One of the Palestinian legal defense and advocacy group's own staff has also fallen afoul of the administrative detention law. On 21 October 2013, Samer al-Arbin, an Addameer accountant, received a four-month order after his arrest three weeks earlier. It came on the heels of a series of arrests, raids and travel bans against the organization, its officers and employees.
"The Israeli military's apparent persecution of a prisoners' rights group, especially without allowing the individuals to defend themselves, is a prime example of the injustices the group seeks to counter," Joe Stork, Human Rights Watch's deputy Middle East director, said the following week. "The military should stop harassing Addameer's employees on the basis of vague or secret evidence."
The strike continues
Ahmad Rimawi, a student, was detained by Israeli soldiers at a checkpoint on 17 November 2012, five days after his eighteenth birthday. Now nineteen and on his third administrative detention order – based "only a speculation of his alleged 'offenses,' without providing any evidence against him," Addameer said – he is the youngest administrative detainee on hunger strike.
In recent days, the Israeli Prison Service has placed 51 administrative detainees hunger-striking at its Negev Prison in solidarity confinement, while 37 in Ofer Prison were transferred into solitary confinement at Ramle Prison, according to the Palestinian Prisoners' Society. The group also said many had been denied legal and family visits.
Al-Wuhaidi speculated that these measures were intended to prevent hunger-strikers from learning of outside support, as well as to discourage the spread of the strike. Regardless, the number of participants has grown since the strike began 15 days ago. On 1 May, 26 new administrative detainees joined it, the Palestinian Prisoners' Society said.
On Monday, as representatives of their parties spoke in Gaza, veteran prisoners Marwan Barghouti, a Fatah PLC member, and Abbas al-Sayed, a senior Hamas leader, both recipients of multiple life sentences by Israeli military courts, announced they would join the strike in solidarity with administrative detainees, former Palestinian minister of prisoners' affairs Wasfi Qabha said.
Their participation is likely to spur their movements to greater support for the strike, as well as boosting the reconciliation bid, according to al-Wuhaidi.
"Because of the dispute between the factions before, even the issue of detainees was affected," he said. "Our efforts weren't at their maximum, and didn't meet the expectations of the prisoners."
Unity between factions, he thinks, will help them coordinate their efforts to support the prisoners, whether through the diplomacy and negotiations of Fatah or the armed resistance favoured by Hamas, Palestinian Islamic Jihad and others. "Reconciliation is necessary to pressure the Israelis by uniting our strategies," said al-Wuhaidi.
"It's very important for both kinds of operations to follow the same line," Almodalal agreed. "We cannot separate them, or give up on one of them."

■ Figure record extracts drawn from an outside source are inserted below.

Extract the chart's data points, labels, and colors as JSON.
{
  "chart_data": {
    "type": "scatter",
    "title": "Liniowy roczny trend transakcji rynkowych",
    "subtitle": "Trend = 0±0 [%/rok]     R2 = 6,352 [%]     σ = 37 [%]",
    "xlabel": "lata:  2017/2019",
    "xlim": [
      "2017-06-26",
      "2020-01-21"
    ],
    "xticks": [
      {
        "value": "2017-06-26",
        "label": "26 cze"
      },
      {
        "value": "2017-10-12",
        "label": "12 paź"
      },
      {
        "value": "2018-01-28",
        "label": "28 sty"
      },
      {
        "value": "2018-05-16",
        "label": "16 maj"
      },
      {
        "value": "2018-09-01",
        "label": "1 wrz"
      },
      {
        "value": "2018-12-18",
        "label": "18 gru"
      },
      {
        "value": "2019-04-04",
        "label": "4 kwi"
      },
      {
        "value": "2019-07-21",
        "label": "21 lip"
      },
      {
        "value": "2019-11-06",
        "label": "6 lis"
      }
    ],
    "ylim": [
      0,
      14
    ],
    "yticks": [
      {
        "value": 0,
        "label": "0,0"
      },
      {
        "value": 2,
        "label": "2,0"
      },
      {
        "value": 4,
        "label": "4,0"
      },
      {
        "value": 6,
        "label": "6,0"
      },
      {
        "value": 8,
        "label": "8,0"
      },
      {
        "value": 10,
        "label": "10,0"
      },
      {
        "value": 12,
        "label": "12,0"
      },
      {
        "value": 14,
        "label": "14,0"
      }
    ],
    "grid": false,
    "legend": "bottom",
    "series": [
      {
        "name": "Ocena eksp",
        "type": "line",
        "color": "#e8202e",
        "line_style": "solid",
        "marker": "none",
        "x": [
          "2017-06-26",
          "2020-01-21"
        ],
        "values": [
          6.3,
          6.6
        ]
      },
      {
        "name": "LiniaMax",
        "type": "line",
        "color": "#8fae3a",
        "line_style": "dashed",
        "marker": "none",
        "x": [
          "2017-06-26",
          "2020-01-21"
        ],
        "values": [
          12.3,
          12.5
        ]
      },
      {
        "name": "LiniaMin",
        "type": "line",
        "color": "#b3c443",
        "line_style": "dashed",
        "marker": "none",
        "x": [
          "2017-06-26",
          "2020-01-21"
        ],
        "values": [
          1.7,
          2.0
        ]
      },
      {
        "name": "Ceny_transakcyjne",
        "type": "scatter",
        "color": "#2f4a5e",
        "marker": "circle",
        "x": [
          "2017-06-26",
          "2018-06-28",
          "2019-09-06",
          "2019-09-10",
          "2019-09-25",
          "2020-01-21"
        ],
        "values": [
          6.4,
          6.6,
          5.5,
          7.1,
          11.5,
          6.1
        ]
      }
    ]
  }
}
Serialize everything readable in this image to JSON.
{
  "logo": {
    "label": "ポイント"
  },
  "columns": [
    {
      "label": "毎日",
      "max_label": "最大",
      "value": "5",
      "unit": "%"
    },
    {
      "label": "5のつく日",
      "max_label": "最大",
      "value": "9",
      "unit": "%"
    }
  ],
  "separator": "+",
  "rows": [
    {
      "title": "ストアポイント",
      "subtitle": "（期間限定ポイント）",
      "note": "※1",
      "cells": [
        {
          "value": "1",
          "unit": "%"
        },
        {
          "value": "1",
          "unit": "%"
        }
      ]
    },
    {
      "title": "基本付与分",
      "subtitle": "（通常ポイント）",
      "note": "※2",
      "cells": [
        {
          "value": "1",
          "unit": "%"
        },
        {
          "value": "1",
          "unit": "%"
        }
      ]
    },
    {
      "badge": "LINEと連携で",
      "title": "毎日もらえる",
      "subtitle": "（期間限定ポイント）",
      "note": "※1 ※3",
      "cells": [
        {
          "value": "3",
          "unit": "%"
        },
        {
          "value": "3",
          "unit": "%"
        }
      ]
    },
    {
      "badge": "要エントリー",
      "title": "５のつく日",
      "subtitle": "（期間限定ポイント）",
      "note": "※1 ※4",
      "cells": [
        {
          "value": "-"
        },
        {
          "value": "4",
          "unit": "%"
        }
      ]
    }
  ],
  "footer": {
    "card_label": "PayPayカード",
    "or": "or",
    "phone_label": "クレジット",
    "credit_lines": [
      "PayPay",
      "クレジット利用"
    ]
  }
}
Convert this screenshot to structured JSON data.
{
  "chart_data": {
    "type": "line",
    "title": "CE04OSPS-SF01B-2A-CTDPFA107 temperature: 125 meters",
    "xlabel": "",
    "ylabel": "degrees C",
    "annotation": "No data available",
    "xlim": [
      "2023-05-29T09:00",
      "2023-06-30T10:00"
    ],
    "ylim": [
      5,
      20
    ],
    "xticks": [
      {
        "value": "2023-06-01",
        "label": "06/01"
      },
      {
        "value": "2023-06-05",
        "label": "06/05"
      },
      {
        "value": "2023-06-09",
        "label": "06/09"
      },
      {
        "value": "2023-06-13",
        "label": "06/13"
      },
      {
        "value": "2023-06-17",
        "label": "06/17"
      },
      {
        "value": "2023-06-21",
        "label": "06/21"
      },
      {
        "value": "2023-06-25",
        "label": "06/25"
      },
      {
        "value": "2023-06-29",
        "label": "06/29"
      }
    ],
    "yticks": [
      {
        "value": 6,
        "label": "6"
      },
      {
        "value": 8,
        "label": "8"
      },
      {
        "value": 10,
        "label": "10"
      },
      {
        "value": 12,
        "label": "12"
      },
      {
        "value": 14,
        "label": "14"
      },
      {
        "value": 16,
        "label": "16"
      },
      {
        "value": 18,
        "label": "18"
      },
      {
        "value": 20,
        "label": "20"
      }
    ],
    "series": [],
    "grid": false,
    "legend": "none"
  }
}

The prisoners, she added, can bring supporters of the different approaches, as well as parties, together. "They are the sign of our freedom, our steadfastness, and our independence."
As the strike, called the "Freedom Revolution" by participants, enters its third week, supporters are making plans for a long fight.
"This battle of freedom will last until the prisoners get their rights," al-Wuhaidi said. "They're not going to give up."